赤になった暑さ指数
木佐貫万葉が市民マラソンの運営本部で引き継いだのは、開始時刻を守る仕事だった。
翌日から産休に入る寺島椎奈は、過去五年、号砲を一分も遅らせていない。今朝も気温は三十一度で、規定の中止基準三十五度には届いていなかった。
「スポンサー中継があるから、九時ぴったり」
八時二十分、救護班から暑さ指数が赤になったと連絡が来た。気温だけでなく湿度と日射を含む値で、長時間運動を避ける水準だ。運営表には参考値としか書かれていない。
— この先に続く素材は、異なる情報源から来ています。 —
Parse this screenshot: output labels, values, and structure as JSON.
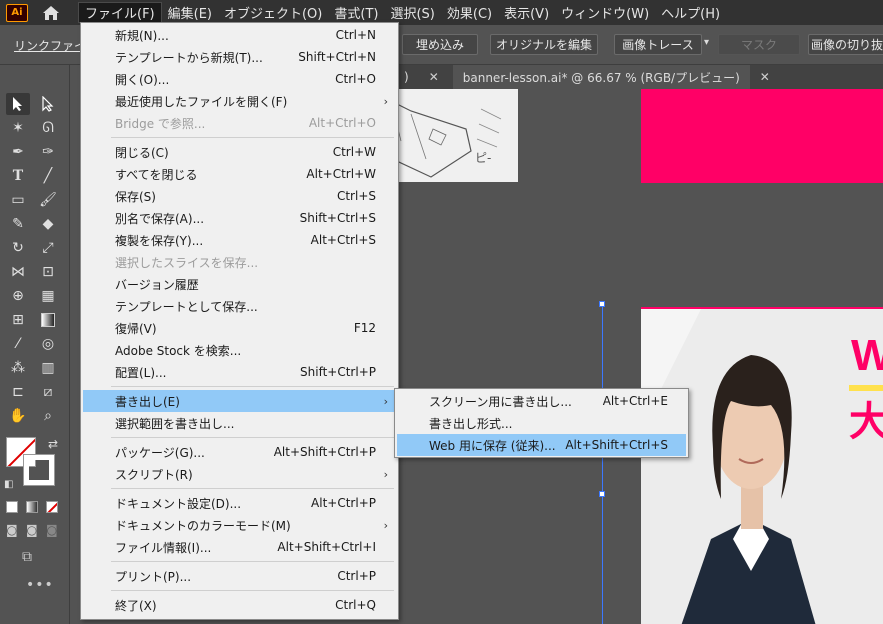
{
  "menubar": {
    "logo": "Ai",
    "items": [
      "ファイル(F)",
      "編集(E)",
      "オブジェクト(O)",
      "書式(T)",
      "選択(S)",
      "効果(C)",
      "表示(V)",
      "ウィンドウ(W)",
      "ヘルプ(H)"
    ]
  },
  "controlbar": {
    "link_label": "リンクファイル",
    "embed": "埋め込み",
    "edit_original": "オリジナルを編集",
    "image_trace": "画像トレース",
    "mask": "マスク",
    "crop": "画像の切り抜き"
  },
  "tabs": {
    "active": "banner-lesson.ai* @ 66.67 % (RGB/プレビュー)"
  },
  "canvas": {
    "banner_w": "W",
    "banner_kanji": "大",
    "sketch_text": "ピ-"
  },
  "file_menu": {
    "new": {
      "label": "新規(N)...",
      "shortcut": "Ctrl+N"
    },
    "new_template": {
      "label": "テンプレートから新規(T)...",
      "shortcut": "Shift+Ctrl+N"
    },
    "open": {
      "label": "開く(O)...",
      "shortcut": "Ctrl+O"
    },
    "open_recent": {
      "label": "最近使用したファイルを開く(F)"
    },
    "bridge": {
      "label": "Bridge で参照...",
      "shortcut": "Alt+Ctrl+O"
    },
    "close": {
      "label": "閉じる(C)",
      "shortcut": "Ctrl+W"
    },
    "close_all": {
      "label": "すべてを閉じる",
      "shortcut": "Alt+Ctrl+W"
    },
    "save": {
      "label": "保存(S)",
      "shortcut": "Ctrl+S"
    },
    "save_as": {
      "label": "別名で保存(A)...",
      "shortcut": "Shift+Ctrl+S"
    },
    "save_copy": {
      "label": "複製を保存(Y)...",
      "shortcut": "Alt+Ctrl+S"
    },
    "save_slices": {
      "label": "選択したスライスを保存..."
    },
    "version_history": {
      "label": "バージョン履歴"
    },
    "save_template": {
      "label": "テンプレートとして保存..."
    },
    "revert": {
      "label": "復帰(V)",
      "shortcut": "F12"
    },
    "adobe_stock": {
      "label": "Adobe Stock を検索..."
    },
    "place": {
      "label": "配置(L)...",
      "shortcut": "Shift+Ctrl+P"
    },
    "export": {
      "label": "書き出し(E)"
    },
    "export_selection": {
      "label": "選択範囲を書き出し..."
    },
    "package": {
      "label": "パッケージ(G)...",
      "shortcut": "Alt+Shift+Ctrl+P"
    },
    "scripts": {
      "label": "スクリプト(R)"
    },
    "doc_setup": {
      "label": "ドキュメント設定(D)...",
      "shortcut": "Alt+Ctrl+P"
    },
    "doc_color_mode": {
      "label": "ドキュメントのカラーモード(M)"
    },
    "file_info": {
      "label": "ファイル情報(I)...",
      "shortcut": "Alt+Shift+Ctrl+I"
    },
    "print": {
      "label": "プリント(P)...",
      "shortcut": "Ctrl+P"
    },
    "quit": {
      "label": "終了(X)",
      "shortcut": "Ctrl+Q"
    }
  },
  "export_menu": {
    "for_screens": {
      "label": "スクリーン用に書き出し...",
      "shortcut": "Alt+Ctrl+E"
    },
    "export_as": {
      "label": "書き出し形式..."
    },
    "save_for_web": {
      "label": "Web 用に保存 (従来)...",
      "shortcut": "Alt+Shift+Ctrl+S"
    }
  },
  "colors": {
    "accent_pink": "#ff0066",
    "menu_highlight": "#91c9f7",
    "selection_blue": "#3c78ff"
  }
}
責任者は「規定は気温だ」と号砲準備を続けた。万葉はコース上の三つの測定器を確認した。一台だけ低い値だったが、スポンサー看板の陰に置かれている。日向の二台はどちらも赤。去年の試走で倒れた参加者の記録にも、同じ配置図が添付されていた。
万葉は開始を止めた。長距離部門を中止し、短距離部門を十分ごとの少人数スタートへ変更する。給水所を一か所増やし、初心者には返金を選べるよう案内した。若いスタッフが「怒られますよね」と言うと、万葉はゼッケン箱を運びながら答えた。
「怒られる順番は後。倒れる人を出さない順番が先」
変更を告げる放送には、ため息と拍手が半分ずつ返った。遠方から来た参加者の一人は不満を口にしたが、その隣で小学生が母親の帽子へ水をかけていた。万葉は返金窓口を増やし、走らない選択をした人にも記録証を渡せるよう、その場で用紙を作り替え、給水所の位置も大きな文字で印刷し直した。
中継枠は崩れたが、救急搬送は一件もなかった。参加者の多くは短いコースを歩き、完走証の代わりに冷えたタオルを受け取った。
椎奈は閉会後、万葉へ運営責任者の腕章を渡した。
「私は毎年、規定の数字に助けられてた。でも今日は、数字の外を見たね」
主催者は次回大会の責任者を打診した。ただし、中止権限は委員長だけに残すという。
万葉は腕章を机へ置き、〈暑さ指数による停止権限〉を追記した契約書を返した。修正版が届き、その一行を確認してから署名した。